Va infine detto che anche tra i Quaderni di Praga è incluso il manoscritto di un programma di studi (il “Plan tentativo” [Abbozzo di piano]). Abbiamo già ricordato altri due piani di studio redatti nello stesso biennio, e questo è il secondo in ordine di tempo. È anche il più organico e il più dettagliato, visto che ha la forma di indice generale di un libro da scrivere, una sorta di schema per una grande monografia sulla storia sociale dell’umanità: dai modi di produzione precapitalistici all’imperialismo, passando per le società schiavistiche e il feudalesimo; dalle categorie marxiane d’interpretazione dello sviluppo capitalistico (compresa un’ampia sintesi del Capitale) a una definizione dell’economia della fase di transizione (tutta la terza parte); per arrivare infine alla problematica di costruzione del socialismo (quarta e ultima parte). La morte gli impedirà di portare a termine questo progetto ambizioso, al quale avrà certamente continuato a pensare durante la guerriglia in Bolivia, come dimostra il piano di letture citato all’inizio e che ora si conferma come serie di appunti bibliografici redatti mese per mese, parte di una lista dei desideri delle letture da compiere.
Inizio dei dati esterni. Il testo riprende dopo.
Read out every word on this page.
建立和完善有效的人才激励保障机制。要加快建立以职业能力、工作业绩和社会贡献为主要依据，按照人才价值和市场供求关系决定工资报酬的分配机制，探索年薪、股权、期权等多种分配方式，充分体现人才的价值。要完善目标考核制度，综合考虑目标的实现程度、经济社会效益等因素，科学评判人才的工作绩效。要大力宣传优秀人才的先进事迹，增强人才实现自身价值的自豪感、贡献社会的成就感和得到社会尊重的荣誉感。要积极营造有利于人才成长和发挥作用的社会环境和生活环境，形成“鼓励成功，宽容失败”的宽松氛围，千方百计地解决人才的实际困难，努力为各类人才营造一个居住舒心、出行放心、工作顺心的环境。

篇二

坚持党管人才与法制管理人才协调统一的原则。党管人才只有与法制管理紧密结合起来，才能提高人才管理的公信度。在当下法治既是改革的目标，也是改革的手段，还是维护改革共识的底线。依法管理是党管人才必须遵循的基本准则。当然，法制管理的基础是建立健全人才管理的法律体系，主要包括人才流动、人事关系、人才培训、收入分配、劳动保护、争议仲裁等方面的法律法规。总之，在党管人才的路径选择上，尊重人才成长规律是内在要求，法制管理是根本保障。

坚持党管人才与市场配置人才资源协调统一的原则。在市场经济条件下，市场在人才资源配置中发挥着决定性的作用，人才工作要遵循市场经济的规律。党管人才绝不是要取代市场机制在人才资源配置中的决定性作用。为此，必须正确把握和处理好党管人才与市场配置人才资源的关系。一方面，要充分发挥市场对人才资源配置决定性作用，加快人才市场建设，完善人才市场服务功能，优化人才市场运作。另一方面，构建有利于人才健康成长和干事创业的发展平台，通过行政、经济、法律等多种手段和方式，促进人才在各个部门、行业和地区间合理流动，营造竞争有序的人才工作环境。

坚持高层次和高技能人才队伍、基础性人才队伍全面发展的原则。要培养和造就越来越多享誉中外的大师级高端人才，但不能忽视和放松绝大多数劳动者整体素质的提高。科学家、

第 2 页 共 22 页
Pubblicati troppo tardi per avere qualche influenza sulla formazione teorica delle nuove generazioni di intellettuali cubani, gli Apuntes resteranno per sempre nella storia del marxismo come prova del massimo livello di comprensione del patrimonio teorico marxiano raggiunto da Guevara. Verranno però considerati anche come la più completa testimonianza della sua lucida capacità di previsione analitica, in rapporto a un mondo politico - il suo mondo politico - che brillò per ottusità se non vera e propria cecità riguardo al destino imminente del regime burocratico sovietico.
Fade-out... dissolvenza...
Scena 9: Vallegrande, 9 ottobre 2017
La scena è composita, policroma e multisonora. Nella grande spianata di quello che un tempo sarebbe dovuto diventare l’aeroporto di Vallegrande in Bolivia sono raccolte alcune migliaia di persone convocate dal governo del presidente Evo Morales per celebrare il 50° anniversario della caduta del Che in combattimento. Tante bandiere multicolori ma per lo più rosse con la silhouette della celebre foto di Korda, musiche andine e caraibiche, striscioni di associazioni politiche, sindacali e culturali di varia provenienza latino-americana. Nei giorni precedenti sono stati ascoltati studiosi del guevarismo fatti confluire da varie parti del mondo: il sottoscritto dall’Italia ma incredibilmente anche l’unico dall’Europa.
“Il Che vive” è lo slogan più ripetuto, ma l’edificio a forma di chiesa costruito sul luogo in cui furono ritrovate le ossa di Guevara sta lì a testimoniare il contrario. E quella tomba si associa mentalmente al Mausoleo cubano di Santa Clara al cui interno l’atmosfera è ancor più accentuatamente mistico-religiosa secondo una tradizione agiografica cubana, iniziata già dall’ottobre 1967. Per chi volesse approfondire il discorso su questa evoluzione della figura di Guevara - antimaterialistica (quindi antimarxiana), misticheggiante e popolar-irrazionale - è disponibile un’affascinante ricerca condotta per anni da un docente emerito di storia dell’arte della University of California (Los Angeles): David Kunzle (n. 1936), Chesucristo. The fusion in image and word of Che Guevara and Jesus Christ, (Chesucristo. La fusione in immagini e parole tra Guevara e Gesù).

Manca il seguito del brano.